O Autor/Recorrente entende que a decisão recorrida é omissa - logo nula, cf. art.º 615º, alínea d), do CPC – por indeferir os demais pedidos com os fundamentos com que indeferiu os pedidos de declaração da prescrição e da caducidade, pedidos esses que têm conteúdos distintos, e que a presente acção deve prosseguir como acção popular, por ter legitimidade para invocar seja a prescrição dos créditos e caducidade dos procedimentos em relação às obrigações das facturas da Ré/recorrida, seja para formular os outros pedidos, por estarem em causa interesses difusos e ainda por ter o poder-dever de o fazer, na qualidade de Advogado, ao abrigo do artigo 90º, n,º 1, do Estatuto da Ordem dos Advogados (doravante “EOA”).
Da nulidade da decisão recorrida:
 A arguição de nulidade da decisão recorrida, por omissão de pronúncia, relativamente aos pedidos formulados pelo Autor sob as alíneas c) [afectação de €18.225.00,00 a um Fundo…], d) [retenção de 4,75% do valor desse Fundo a favor do Autor] e e) [Declaração da ilegitimidade, por abuso de direito, da penhora de bens móveis da habitação dos executados para satisfação do crédito da Ré] tem cabimento, no caso vertente, pois o Sr. Juiz “a quo” não conheceu desses concretos pedidos e limitou-se a porfiar razões ou argumentos susceptíveis, na sua óptica, de afastar o direito que o Autor se arroga de invocar a prescrição e a caducidade.

Na decisão recorrida não se ponderaram as referidas questões suscitadas pelo Autor que integravam o pedido e a causa de pedir, não obstante o dever que recai sobre o juiz de conhecer por forma completa do objecto do processo, definido pelo(s) pedido(s) deduzido(s) e respectiva(s) causa(s) de pedir (artigos 607º e 608º, n.º 2, do CPC). Sob pena de incorrer em vício de omissão de pronúncia, determinante da nulidade da decisão (cf. art.º 615º, n.º 1, alínea d) e n.º 4, do CPC), o juiz deve apreciar todas as pretensões processuais das partes - pedidos, excepções, reconvenção – e todos os factos em que assentam, bem como os pressupostos processuais desse conhecimento, sejam eles os gerais, sejam os específicos de qualquer acto processual, quando objecto de controvérsia das partes..No caso em apreciação, o Sr. Juiz “a quo” apenas conheceu dos pedidos de declaração da prescrição e da caducidade e, malgrado, sem qualquer ponderação dos restantes pedidos, concluiu pela manifesta improcedência de todos eles e indeferiu liminarmente a acção.

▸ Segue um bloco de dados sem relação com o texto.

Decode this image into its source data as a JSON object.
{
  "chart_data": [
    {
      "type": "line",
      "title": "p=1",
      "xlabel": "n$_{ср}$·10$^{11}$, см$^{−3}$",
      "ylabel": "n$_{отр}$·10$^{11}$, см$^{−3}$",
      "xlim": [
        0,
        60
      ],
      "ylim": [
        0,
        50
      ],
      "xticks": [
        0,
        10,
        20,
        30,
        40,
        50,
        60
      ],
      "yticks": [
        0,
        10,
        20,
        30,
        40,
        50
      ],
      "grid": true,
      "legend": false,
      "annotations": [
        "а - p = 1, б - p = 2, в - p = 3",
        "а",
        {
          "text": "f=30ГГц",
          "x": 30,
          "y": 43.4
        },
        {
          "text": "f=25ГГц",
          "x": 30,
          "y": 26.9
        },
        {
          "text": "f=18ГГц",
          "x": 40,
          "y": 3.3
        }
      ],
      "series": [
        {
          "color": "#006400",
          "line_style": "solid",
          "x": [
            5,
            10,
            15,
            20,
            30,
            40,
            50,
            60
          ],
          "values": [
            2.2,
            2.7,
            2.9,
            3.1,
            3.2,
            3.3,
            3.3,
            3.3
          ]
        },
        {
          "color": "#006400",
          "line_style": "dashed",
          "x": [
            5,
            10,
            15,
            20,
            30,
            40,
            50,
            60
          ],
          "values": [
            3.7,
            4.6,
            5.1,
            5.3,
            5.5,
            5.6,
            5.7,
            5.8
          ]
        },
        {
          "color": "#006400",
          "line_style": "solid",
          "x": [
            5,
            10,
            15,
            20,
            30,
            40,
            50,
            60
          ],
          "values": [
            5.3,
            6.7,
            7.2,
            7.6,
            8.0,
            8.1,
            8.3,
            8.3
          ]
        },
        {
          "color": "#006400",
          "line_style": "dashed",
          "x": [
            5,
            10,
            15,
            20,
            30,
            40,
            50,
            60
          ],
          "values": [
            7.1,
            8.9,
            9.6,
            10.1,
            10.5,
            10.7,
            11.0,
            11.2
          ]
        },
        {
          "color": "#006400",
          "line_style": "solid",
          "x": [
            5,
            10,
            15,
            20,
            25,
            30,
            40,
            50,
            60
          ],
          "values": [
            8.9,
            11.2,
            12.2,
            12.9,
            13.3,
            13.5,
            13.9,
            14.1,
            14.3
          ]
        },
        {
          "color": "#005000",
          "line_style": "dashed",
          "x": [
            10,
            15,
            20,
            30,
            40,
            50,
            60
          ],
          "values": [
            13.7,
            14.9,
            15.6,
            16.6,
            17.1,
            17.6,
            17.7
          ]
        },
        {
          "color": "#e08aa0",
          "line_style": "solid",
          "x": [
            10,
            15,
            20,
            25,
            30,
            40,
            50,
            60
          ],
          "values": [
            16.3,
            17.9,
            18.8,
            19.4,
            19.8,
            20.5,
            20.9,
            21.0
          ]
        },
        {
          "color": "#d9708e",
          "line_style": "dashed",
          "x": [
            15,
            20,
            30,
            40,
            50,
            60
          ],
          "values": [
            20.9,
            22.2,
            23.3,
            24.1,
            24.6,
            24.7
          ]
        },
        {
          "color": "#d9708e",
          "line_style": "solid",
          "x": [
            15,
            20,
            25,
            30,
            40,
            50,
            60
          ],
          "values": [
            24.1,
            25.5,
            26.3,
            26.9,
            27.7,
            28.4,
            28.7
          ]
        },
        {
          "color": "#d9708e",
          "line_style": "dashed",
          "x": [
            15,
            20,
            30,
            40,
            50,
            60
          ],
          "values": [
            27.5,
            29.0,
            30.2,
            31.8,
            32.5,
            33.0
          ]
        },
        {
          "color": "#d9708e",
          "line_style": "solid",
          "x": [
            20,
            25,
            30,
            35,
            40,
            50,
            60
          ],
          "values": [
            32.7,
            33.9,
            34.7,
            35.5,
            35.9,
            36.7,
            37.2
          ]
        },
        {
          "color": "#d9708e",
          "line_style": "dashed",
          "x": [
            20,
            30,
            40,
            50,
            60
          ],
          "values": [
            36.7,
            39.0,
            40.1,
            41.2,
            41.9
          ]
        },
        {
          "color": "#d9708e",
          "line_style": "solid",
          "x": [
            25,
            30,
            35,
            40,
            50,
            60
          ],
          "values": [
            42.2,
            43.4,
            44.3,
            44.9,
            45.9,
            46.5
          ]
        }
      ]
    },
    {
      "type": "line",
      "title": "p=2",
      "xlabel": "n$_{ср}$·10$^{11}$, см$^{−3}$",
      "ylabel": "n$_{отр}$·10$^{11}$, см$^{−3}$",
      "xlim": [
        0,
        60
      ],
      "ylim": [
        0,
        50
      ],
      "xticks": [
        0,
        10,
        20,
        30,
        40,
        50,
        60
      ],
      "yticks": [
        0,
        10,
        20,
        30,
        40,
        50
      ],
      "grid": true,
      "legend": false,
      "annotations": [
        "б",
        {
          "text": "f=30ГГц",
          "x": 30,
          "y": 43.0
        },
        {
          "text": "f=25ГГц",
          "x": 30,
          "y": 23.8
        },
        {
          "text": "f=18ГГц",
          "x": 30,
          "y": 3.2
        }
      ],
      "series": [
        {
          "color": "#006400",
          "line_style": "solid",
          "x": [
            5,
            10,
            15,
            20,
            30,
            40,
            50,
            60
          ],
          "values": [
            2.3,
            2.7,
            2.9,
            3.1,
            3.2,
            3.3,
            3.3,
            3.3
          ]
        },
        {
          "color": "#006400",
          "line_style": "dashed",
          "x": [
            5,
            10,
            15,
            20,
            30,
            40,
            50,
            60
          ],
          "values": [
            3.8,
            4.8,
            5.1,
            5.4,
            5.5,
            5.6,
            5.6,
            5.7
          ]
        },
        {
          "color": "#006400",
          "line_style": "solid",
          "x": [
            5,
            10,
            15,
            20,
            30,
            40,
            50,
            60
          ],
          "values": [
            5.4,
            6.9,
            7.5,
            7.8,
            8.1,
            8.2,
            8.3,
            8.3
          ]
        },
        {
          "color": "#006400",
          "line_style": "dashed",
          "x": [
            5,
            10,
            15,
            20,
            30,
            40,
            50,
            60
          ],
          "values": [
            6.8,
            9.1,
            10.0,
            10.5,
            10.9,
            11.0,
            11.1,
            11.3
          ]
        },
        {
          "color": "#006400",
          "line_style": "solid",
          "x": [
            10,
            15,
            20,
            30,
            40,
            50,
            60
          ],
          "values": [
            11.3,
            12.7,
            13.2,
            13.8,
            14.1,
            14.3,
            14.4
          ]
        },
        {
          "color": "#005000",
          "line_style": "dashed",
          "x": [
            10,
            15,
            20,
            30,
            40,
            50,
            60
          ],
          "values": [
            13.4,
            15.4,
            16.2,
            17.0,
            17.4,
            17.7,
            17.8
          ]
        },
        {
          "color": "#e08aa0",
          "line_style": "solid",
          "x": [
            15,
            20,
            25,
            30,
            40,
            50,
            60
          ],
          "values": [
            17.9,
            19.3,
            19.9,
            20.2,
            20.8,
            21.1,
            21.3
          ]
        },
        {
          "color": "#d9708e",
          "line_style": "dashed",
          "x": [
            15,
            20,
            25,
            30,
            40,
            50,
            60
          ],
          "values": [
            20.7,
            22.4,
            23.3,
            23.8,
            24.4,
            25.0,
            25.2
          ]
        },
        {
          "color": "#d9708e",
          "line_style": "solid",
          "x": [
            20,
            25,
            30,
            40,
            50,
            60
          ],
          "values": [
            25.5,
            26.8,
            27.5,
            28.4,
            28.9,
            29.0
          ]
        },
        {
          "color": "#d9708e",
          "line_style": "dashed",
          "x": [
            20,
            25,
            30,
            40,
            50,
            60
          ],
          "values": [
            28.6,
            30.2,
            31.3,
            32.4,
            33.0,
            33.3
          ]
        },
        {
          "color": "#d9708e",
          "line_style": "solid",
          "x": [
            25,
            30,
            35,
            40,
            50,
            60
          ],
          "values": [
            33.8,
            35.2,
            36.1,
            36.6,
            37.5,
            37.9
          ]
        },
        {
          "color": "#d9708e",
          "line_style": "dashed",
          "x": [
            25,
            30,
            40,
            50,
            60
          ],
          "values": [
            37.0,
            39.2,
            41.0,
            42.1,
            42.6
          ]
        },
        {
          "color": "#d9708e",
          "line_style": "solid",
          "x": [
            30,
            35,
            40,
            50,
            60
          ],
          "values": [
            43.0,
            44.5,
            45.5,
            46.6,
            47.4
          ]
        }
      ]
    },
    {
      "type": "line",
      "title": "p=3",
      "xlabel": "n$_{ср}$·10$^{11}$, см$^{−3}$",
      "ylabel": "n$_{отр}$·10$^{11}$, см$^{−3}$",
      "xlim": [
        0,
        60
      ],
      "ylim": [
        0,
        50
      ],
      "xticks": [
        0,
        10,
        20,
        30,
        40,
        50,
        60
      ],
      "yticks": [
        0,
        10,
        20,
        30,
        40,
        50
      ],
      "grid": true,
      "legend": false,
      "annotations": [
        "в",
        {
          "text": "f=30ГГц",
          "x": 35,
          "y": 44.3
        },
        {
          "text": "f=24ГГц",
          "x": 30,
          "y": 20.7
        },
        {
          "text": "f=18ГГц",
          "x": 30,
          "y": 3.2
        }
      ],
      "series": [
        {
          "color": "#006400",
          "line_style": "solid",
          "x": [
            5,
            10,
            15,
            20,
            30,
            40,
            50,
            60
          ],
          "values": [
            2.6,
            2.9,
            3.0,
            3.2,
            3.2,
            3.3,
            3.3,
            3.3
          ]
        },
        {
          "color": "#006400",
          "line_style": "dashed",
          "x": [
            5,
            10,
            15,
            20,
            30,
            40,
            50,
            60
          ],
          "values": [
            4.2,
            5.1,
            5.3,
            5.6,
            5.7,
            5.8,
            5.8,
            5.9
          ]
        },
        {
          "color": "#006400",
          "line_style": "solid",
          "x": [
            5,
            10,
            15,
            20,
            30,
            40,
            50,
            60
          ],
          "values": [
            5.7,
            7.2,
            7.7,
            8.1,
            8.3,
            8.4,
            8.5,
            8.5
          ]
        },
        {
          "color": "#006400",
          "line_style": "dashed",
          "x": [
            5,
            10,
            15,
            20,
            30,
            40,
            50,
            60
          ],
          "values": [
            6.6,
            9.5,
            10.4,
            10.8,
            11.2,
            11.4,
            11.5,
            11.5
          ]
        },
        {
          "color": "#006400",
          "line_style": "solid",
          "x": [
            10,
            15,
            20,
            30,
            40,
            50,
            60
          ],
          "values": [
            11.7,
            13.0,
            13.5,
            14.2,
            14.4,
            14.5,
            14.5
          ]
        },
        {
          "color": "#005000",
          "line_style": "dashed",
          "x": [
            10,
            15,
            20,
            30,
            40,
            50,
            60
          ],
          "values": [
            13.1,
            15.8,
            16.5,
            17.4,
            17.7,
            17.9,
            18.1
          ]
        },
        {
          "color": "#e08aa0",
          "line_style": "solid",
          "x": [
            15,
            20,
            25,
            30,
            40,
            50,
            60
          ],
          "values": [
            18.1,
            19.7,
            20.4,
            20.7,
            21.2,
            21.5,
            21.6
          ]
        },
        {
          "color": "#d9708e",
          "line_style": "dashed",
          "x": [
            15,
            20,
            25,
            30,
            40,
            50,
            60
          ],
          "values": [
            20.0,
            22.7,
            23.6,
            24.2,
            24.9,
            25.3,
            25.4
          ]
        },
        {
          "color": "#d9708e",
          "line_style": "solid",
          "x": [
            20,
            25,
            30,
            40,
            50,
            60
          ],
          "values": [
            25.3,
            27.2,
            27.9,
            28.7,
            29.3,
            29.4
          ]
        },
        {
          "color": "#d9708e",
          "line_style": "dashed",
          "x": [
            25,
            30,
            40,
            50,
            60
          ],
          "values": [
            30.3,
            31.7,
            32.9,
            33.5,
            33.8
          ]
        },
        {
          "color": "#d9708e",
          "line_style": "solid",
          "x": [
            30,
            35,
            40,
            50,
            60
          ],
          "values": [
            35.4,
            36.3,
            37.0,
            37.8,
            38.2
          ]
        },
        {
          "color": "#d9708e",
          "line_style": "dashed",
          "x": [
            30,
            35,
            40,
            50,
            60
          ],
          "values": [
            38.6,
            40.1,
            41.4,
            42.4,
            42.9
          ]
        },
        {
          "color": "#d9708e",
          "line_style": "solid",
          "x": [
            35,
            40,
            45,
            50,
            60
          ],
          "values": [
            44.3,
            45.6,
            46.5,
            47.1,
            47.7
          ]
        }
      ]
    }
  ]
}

Colhe, assim, sem necessidade de outras considerações, a arguição de nulidade no que concerne aos pedidos formulados pelo Autor/recorrente sob as alíneas c), d) e e) do artigo 122º da petição inicial.

Da legitimidade do Autor/recorrente e da sua manifesta inviabilidade
O conhecimento desta questão encontra-se prejudicado, face à procedência da arguição de nulidade, mas continua a ter pertinência relativamente aos pedidos de declaração da prescrição e da caducidade (alíneas a) e b) do artigo 122º da p.i.).
E relativamente a esta questão, importa aquilatar se em função destes pedidos e dos seus fundamentos de facto e de direito se pode afirmar, desde já, que é “manifestamente improvável” a procedência de tais pedidos?
Salvo o devido respeito pelo entendimento expresso na decisão recorrida, estamos em crer que não.

Vejamos.

O artigo 52º da CRP, sob a epígrafe “Direito de petição e direito de acção popular”, dispõe no seu n.º 3:
É conferido a todos, pessoalmente ou através de associações de defesa dos interesses em causa, o direito de acção popular nos casos e termos previstos na lei, incluindo o direito de requerer para o lesado ou lesados a correspondente indemnização, nomeadamente para: a) Promover a prevenção, a cessação ou a perseguição judicial das infracções contra a saúde pública, os direitos dos consumidores, a qualidade de vida, a preservação do ambiente e do património cultural; b) Assegurar a defesa dos bens do Estado, das regiões autónomas e das autarquias locais”.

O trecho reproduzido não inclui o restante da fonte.